Hindenburg Could Be In Trouble As US SEC Squeezes Shortsellers
The allegations against Andrew Left and Citron sound similar to what SEBI has claimed in the Hindenburg Research short-selling case.
Nate Anderson-led Hindenburg Research could find itself in hot water, as the Securities & Exchanges Commission in the United States tightens its grip on shortsellers.
On Friday, the American capital markets regulator announced action against shortselling firm Citron Capital and its head Andrew Left, for alleged ill-gotten gains.
According to a statement by the SEC, Left and Citron advised their followers to either buy or sell certain stocks on the basis of their research report, while advertising their own position. However, once the followers started trading in the stocks, Citron would immediately reverse its position and earn gains.
"We uncovered these alleged bait-and-switch tactics, which netted Left and his firm $20 million in ill-gotten profits and we intend to hold Left and his firm accountable for their actions," the SEC said in its statement.
SEC’s complaint, filed in the United States District Court for the Central District of California, charges Left and Citron Capital with violating anti-fraud provisions of the federal securities laws.
The US capital markets regulator and other enforcement agencies have been investigating shortsellers since 2021, after the turbulent trades in the GameStop shares. The investigation caught further steam after In May 2023, Reuters quoted a Department of Justice official, claiming that action against shortsellers was likely.
The allegations against Left and Citron sound similar to what Securities and Exchanges Board of India has claimed in the Hindenburg Research shortselling case.

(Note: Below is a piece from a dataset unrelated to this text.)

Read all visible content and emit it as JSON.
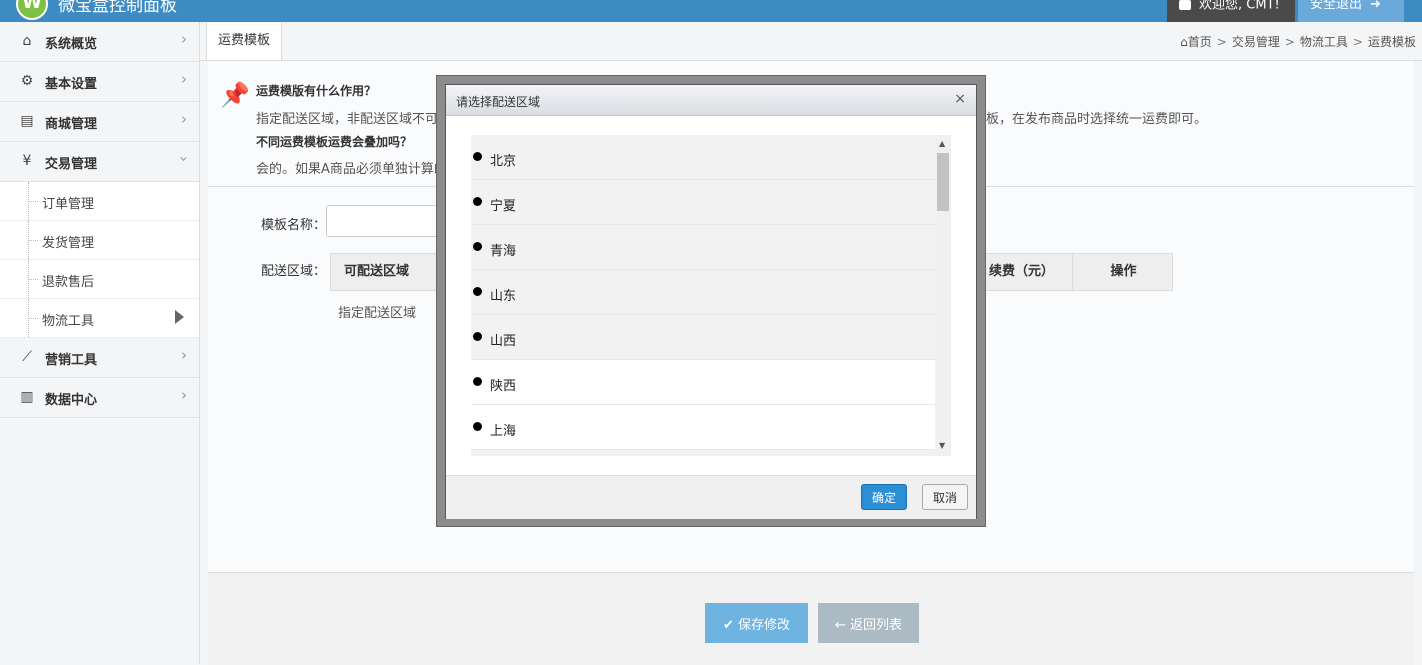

In January last year, Hindenburg Research published a report on Adani Group's stocks which led to a large sell-off in the Indian markets. In the months after, Adani Group stocks have recovered.

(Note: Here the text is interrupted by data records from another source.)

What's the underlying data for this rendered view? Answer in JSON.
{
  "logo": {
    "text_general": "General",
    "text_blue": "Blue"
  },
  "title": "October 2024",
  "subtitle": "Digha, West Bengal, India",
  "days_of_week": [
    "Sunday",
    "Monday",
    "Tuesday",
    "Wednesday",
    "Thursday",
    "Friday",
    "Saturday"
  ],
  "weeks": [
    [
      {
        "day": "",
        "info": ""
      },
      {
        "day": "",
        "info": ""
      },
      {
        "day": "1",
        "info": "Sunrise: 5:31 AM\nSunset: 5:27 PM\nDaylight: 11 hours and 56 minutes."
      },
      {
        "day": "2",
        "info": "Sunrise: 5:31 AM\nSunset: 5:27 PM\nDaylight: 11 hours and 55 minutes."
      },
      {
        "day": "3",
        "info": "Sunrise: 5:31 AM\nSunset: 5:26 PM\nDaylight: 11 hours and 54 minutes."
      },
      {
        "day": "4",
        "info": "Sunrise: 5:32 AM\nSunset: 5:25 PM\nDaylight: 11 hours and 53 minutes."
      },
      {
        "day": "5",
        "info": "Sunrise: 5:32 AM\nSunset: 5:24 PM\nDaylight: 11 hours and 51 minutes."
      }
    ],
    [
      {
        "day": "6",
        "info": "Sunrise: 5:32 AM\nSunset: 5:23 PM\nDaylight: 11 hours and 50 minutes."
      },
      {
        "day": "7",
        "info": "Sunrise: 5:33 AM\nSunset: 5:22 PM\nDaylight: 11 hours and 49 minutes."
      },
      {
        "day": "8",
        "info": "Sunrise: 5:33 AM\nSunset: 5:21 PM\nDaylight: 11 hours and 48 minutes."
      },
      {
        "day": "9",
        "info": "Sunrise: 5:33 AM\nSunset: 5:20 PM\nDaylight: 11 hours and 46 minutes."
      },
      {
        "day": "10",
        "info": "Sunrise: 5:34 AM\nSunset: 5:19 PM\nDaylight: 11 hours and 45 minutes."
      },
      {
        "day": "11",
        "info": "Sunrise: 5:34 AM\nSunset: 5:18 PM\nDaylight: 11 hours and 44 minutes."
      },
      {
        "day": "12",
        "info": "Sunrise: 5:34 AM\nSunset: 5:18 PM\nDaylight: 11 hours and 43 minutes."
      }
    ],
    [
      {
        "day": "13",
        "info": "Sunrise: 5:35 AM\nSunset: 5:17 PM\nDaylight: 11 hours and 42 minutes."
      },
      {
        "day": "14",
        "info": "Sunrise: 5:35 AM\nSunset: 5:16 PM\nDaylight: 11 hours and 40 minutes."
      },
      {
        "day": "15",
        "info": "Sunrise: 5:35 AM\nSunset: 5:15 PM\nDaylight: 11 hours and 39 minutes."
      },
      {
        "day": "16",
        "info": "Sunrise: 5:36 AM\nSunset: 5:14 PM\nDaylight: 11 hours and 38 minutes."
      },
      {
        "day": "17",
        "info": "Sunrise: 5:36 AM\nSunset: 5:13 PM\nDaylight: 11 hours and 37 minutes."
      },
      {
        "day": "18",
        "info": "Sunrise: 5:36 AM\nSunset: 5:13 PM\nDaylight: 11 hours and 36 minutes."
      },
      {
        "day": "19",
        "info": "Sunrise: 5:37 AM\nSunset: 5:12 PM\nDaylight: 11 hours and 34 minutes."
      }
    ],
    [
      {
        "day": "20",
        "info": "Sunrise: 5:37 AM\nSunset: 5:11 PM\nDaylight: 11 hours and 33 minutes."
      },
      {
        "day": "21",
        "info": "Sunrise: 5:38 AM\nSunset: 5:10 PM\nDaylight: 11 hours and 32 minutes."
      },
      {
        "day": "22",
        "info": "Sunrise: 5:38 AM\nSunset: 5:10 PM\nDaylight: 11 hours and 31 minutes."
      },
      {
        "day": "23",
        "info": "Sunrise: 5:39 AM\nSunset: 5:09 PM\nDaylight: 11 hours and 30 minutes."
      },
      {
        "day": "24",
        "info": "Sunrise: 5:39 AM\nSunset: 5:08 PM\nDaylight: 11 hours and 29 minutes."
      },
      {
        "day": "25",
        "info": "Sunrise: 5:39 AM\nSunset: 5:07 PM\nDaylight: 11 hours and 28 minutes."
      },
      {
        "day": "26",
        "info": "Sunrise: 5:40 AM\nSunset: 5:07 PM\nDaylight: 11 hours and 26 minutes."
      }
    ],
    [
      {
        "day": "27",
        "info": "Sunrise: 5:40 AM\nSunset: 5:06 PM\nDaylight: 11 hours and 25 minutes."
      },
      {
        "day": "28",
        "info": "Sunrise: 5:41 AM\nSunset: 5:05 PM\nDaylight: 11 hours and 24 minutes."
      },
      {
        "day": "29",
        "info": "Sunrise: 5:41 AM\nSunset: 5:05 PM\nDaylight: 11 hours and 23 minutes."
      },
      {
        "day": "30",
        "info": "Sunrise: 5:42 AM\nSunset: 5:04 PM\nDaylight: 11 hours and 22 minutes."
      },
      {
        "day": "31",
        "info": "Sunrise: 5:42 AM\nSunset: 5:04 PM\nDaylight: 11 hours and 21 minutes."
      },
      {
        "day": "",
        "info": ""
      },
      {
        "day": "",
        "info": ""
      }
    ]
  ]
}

This is what Hindenburg apparently did after Adani accusations too. Made that big short report and when the stock price fell, covered his shorts. (Remember, he wrote it as if they were going to zero, not like they were "mildly overvalued") https://t.co/aGrzljxTi9
— Deepak Shenoy (@deepakshenoy) July 26, 2024
According to SEBI's show cause notice, Hindenburg colluded with hedge fund manager Mark Kingdon and his entities in a scheme devised to use advance knowledge of non-public information to build short positions.
The regulator alleged that Kingdon entered into a legal agreement with Hindenburg Research to share the draft report in advance with the foreign investor, before it was officially released on Jan. 24, 2023.
As part of SEBI's investigation, it has had information exchange with the US capital markets regulator. In its show cause notice, SEBI has spoken about a subpoena issued by the SEC to Hindenburg Research in the matter of suspicious trades in Adani Group stocks.
While speaking to Bloomberg Television on Friday, Bailey Lipschultz, senior equities reporter at Bloomberg News said that the news portal was closely watching to see if other prominent names that were part of this investigation are going to be facing similar lawsuits.
In its public response to SEBI's show cause notice, Hindenburg Research has claimed that it earned a paltry $4.1 million in revenue related to the Adani short.
"Net of legal and research expenses (including time, salaries/compensation, and costs for a 2-year global investigation) we may come out ahead of breakeven on our Adani short," Hindenburg had said in its response on July 1.